Aufgrund des Beschlusses des BFH vom 27.04.2022, XI B 8/22, BFH/NV 2022, 1057, Rz 9 (zum besonderen Anwaltspostfach) musste dem Prozessbevollmächtigten zudem bewusst sein, dass er ab dem 01.01.2023 gemäß § 52d Satz 2 FGO zur aktiven elektronischen Kommunikation mit den Finanzgerichten verpflichtet ist.

b. Der formgerecht eingereichte Wiedereinsetzungsantrag vom 28.02.2023 ist zudem nicht innerhalb der Frist des § 56 Abs. 2 Satz 1 FGO gestellt und die versäumte Rechtshandlung nicht gemäß § 56 Abs. 2 Satz 3 FGO innerhalb dieser Frist nachgeholt worden.

Die versäumte Rechtshandlung (Klageerhebung per beSt) ist nicht innerhalb einer Frist von zwei Wochen (§ 56 Abs. 2 Satz 1 Halbsatz 1 FGO) nach Wegfall des Hindernisses nachgeholt worden. Vorliegend erfolgte die Klageerhebung per beSt -ausweislich des Prüfprotokolls- erst am 28.02.2023 (16:31 Uhr). Das beSt war in der Kanzlei des Prozessbevollmächtigten aber bereits -nach dem eigenen Vortrag- am 20.01.2023 einsatzbereit gewesen. Damit ist die versäumte Rechtshandlung nicht innerhalb der Frist von zwei Wochen nach Wegfall des Hindernisses am 20.01.2023 nachgeholt worden.

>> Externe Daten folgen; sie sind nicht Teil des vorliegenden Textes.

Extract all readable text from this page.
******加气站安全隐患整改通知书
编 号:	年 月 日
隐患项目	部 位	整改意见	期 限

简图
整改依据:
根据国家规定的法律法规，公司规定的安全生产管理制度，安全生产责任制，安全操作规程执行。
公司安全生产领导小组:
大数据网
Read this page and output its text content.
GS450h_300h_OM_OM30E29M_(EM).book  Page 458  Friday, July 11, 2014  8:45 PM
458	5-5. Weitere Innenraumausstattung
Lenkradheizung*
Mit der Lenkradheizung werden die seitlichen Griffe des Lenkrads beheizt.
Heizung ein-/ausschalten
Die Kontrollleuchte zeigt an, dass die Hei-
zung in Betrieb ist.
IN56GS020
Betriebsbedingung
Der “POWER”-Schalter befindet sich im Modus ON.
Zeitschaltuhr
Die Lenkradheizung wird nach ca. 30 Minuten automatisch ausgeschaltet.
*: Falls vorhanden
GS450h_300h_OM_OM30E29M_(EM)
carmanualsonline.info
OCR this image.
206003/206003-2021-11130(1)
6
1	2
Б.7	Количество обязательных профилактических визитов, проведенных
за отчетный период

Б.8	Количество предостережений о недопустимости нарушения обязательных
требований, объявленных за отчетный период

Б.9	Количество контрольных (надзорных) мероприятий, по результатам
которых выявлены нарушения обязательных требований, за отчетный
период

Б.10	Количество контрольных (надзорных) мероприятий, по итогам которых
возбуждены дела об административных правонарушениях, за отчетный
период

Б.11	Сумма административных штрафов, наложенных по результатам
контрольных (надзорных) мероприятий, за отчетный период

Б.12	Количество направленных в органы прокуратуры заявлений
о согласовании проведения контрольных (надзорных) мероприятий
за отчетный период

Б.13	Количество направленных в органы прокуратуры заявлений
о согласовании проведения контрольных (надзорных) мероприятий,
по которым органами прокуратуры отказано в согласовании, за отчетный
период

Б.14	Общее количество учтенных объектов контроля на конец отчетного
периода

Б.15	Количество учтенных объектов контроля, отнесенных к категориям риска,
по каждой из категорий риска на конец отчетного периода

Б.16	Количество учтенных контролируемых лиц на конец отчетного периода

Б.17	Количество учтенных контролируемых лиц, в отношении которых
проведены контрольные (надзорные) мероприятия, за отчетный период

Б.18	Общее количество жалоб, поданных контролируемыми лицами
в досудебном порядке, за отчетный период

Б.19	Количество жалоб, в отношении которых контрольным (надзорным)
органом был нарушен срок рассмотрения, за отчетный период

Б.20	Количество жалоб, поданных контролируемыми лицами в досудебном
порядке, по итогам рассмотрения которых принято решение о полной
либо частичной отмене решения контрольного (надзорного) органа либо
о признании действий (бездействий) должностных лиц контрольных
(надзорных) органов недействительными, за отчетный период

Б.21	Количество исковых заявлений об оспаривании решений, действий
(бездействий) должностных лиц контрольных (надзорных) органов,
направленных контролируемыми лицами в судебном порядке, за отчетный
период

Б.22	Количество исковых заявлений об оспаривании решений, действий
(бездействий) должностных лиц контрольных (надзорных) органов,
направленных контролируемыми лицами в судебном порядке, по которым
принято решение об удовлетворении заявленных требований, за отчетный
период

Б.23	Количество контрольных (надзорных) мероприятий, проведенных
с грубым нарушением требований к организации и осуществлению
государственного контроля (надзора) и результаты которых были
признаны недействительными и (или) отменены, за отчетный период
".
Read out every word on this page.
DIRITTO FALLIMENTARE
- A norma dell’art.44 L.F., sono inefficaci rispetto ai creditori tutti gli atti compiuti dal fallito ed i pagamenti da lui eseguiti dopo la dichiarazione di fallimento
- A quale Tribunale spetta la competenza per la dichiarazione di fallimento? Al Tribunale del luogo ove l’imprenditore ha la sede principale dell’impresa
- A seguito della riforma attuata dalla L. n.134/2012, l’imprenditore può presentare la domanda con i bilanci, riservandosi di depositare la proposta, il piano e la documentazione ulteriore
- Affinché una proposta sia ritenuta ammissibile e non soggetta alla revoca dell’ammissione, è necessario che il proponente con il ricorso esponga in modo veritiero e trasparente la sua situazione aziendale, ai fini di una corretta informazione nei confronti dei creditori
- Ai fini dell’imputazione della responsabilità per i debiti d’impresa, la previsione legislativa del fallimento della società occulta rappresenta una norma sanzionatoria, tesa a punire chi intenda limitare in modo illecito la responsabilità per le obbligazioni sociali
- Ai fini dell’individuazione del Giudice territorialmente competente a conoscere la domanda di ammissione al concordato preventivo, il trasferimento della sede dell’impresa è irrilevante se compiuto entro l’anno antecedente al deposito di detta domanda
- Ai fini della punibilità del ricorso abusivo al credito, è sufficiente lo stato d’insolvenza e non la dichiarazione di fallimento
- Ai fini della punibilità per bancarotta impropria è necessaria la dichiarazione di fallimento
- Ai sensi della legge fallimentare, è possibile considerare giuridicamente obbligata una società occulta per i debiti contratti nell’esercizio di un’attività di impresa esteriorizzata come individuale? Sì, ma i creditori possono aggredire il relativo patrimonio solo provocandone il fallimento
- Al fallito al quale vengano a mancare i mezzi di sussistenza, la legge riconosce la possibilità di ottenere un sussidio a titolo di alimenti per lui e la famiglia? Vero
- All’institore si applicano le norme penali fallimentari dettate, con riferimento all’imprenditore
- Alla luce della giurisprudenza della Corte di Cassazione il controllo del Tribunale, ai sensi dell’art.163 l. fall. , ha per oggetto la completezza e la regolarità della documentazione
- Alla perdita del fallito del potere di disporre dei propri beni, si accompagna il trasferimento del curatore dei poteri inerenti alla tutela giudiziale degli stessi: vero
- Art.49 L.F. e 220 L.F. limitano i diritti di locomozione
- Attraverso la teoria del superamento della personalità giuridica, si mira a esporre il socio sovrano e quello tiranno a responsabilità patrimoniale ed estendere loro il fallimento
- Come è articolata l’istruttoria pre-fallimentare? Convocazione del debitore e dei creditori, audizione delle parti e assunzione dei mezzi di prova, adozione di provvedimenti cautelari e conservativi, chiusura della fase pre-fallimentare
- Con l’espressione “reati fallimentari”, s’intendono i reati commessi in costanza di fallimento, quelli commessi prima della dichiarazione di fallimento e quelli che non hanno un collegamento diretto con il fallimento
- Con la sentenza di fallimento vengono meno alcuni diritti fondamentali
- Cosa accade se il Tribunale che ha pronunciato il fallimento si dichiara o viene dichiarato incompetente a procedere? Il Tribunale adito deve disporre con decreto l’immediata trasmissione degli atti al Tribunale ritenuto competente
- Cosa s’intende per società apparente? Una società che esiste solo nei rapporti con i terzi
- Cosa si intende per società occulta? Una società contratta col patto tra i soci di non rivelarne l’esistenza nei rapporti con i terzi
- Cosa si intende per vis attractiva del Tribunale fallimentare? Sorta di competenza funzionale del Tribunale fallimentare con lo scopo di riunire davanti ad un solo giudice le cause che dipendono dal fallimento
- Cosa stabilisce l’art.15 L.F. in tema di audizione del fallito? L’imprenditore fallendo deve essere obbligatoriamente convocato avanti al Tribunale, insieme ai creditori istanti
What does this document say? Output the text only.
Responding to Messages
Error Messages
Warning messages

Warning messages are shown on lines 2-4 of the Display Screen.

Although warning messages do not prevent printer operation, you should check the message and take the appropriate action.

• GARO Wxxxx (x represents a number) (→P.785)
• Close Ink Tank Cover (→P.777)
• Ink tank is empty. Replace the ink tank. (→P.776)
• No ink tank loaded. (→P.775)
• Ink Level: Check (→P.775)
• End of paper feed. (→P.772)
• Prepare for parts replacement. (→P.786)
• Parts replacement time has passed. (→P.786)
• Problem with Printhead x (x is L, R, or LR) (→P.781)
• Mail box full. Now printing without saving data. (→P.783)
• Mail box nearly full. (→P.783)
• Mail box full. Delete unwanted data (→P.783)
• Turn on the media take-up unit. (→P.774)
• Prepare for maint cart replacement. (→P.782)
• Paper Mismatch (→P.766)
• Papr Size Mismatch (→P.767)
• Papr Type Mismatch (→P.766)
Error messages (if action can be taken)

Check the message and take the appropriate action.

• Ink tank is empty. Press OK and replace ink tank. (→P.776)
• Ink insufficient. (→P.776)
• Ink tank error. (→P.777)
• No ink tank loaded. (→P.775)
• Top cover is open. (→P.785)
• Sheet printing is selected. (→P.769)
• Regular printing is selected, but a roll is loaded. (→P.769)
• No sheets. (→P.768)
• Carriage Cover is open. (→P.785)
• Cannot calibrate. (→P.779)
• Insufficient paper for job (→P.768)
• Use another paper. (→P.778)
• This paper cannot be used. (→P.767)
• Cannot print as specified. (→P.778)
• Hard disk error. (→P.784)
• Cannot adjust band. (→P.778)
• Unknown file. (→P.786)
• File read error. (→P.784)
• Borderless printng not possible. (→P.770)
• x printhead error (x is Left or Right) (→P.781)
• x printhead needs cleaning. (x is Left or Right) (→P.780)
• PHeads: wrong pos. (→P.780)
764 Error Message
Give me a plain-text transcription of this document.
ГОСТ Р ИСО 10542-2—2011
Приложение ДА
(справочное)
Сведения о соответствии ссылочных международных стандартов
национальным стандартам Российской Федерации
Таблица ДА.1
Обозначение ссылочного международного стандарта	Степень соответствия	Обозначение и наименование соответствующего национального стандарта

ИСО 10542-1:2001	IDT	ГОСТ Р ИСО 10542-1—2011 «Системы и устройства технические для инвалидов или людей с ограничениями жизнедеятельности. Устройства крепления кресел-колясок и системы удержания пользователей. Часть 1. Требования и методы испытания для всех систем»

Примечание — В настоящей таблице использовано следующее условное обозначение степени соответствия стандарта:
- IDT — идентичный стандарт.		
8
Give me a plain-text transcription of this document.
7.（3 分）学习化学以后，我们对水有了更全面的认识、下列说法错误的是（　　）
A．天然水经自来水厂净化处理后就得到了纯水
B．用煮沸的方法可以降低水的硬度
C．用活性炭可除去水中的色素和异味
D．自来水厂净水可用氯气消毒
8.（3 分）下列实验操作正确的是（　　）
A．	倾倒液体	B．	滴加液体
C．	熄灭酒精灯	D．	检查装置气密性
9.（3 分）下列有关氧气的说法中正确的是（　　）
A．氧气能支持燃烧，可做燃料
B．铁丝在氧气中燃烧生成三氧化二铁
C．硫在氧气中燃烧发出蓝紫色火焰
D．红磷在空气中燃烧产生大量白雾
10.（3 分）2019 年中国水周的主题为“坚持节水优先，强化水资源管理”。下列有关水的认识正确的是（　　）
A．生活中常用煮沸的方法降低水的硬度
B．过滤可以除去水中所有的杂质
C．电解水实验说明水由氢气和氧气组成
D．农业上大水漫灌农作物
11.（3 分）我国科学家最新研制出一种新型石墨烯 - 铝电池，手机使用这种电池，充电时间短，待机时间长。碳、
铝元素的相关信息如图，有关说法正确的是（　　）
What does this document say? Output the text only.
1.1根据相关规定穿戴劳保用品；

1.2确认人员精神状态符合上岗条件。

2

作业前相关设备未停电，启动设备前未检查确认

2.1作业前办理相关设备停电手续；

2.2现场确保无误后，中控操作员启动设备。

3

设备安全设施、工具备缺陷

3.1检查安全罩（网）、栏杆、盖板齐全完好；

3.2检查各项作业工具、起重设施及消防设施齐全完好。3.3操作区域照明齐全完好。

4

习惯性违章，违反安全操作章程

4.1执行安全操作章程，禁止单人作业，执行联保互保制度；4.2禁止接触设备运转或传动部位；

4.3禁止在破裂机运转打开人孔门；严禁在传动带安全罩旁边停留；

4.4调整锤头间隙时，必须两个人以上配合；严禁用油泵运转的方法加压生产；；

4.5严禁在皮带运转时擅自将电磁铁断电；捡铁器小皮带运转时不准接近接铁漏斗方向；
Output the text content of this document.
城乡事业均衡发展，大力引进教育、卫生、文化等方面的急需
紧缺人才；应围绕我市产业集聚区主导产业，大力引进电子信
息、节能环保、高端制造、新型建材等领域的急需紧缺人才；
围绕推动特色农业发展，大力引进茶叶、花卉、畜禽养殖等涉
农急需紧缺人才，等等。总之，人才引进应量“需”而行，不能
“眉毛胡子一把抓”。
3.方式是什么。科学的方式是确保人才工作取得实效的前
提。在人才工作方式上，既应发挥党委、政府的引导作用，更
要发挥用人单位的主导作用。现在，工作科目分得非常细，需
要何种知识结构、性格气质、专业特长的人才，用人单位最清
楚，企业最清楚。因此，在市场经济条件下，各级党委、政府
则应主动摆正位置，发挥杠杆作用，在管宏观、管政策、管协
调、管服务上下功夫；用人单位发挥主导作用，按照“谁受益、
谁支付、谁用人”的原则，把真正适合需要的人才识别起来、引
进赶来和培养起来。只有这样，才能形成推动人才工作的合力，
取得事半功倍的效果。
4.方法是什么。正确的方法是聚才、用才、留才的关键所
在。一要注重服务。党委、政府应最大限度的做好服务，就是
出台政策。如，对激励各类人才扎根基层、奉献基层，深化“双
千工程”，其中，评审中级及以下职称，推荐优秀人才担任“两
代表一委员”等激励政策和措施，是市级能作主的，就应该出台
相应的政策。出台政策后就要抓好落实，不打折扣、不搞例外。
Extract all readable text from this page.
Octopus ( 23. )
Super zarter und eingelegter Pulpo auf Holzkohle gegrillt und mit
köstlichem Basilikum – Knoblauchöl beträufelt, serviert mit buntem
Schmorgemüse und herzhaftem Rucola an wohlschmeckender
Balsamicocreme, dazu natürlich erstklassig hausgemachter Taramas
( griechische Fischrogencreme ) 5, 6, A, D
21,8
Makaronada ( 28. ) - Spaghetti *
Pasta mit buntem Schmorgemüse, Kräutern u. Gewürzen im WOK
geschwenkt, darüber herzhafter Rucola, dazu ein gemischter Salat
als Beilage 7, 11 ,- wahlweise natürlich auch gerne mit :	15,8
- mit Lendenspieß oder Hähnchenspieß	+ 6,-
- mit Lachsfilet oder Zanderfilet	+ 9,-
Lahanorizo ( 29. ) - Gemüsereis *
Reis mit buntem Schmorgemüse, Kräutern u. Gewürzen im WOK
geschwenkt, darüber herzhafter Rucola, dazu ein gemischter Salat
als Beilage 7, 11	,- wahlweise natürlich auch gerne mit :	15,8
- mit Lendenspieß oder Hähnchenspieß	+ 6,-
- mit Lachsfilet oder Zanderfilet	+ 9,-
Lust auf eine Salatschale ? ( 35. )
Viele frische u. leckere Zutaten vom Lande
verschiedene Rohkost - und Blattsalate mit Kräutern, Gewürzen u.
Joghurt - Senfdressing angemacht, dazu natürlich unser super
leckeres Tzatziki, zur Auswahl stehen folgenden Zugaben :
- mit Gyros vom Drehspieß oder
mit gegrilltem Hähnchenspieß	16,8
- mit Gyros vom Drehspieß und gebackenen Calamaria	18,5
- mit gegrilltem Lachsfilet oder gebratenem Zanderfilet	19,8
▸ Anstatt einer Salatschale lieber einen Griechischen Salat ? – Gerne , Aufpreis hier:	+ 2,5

Eine Wiedereinsetzung in den vorigen Stand in die Wiedereinsetzungsfrist ist zudem nicht zu gewähren, weil für den Senat keine Entschuldigungsgründe dafür ersichtlich sind, aus welchen Grund der Prozessbevollmächtigten nicht sofort ab dem 20.01.2023 die versäumte Rechtshandlung nachgeholt hat, sondern erst am 28.02.2023.

Der lediglich auf die geltende Rechtslage hinweisende Richterbrief vom 27.02.2023 ändert hieran nichts, weil der Prozessbevollmächtigte aufgrund des Beschlusses des BFH vom 27.04.2022, XI B 8/22, BFH/NV 2022, 1057, Rz 9 (zum besonderen Anwaltspostfach) hätte wissen müssen, dass er bereits ab dem 01.01.2023 gemäß § 52d Satz 2 FGO zur aktiven elektronischen Kommunikation mit den Finanzgerichten verpflichtet ist (zum Verschulden bei Nichtbeachtung der elektronischen Übermittlung vgl. Beschluss des BFH vom 28.04.2023, XI B 101/22, DB 2023, 1201).

II. Das Gericht konnte in der Sache entscheiden, obwohl der Kläger nicht zur mündlichen Verhandlung erschienen war, da zum Zeitpunkt der Entscheidung keine Gründe vorgetragen waren, die sein Fehlen bzw. das Fehlen des Prozessbevollmächtigten hinreichend entschuldigten, und auf die Zulässigkeit einer Entscheidung trotz seines Ausbleibens in der Ladung hingewiesen worden war (§ 91 Abs. 2 FGO).

III. Die Kostenentscheidung ergeht nach § 135 Abs. 1 FGO.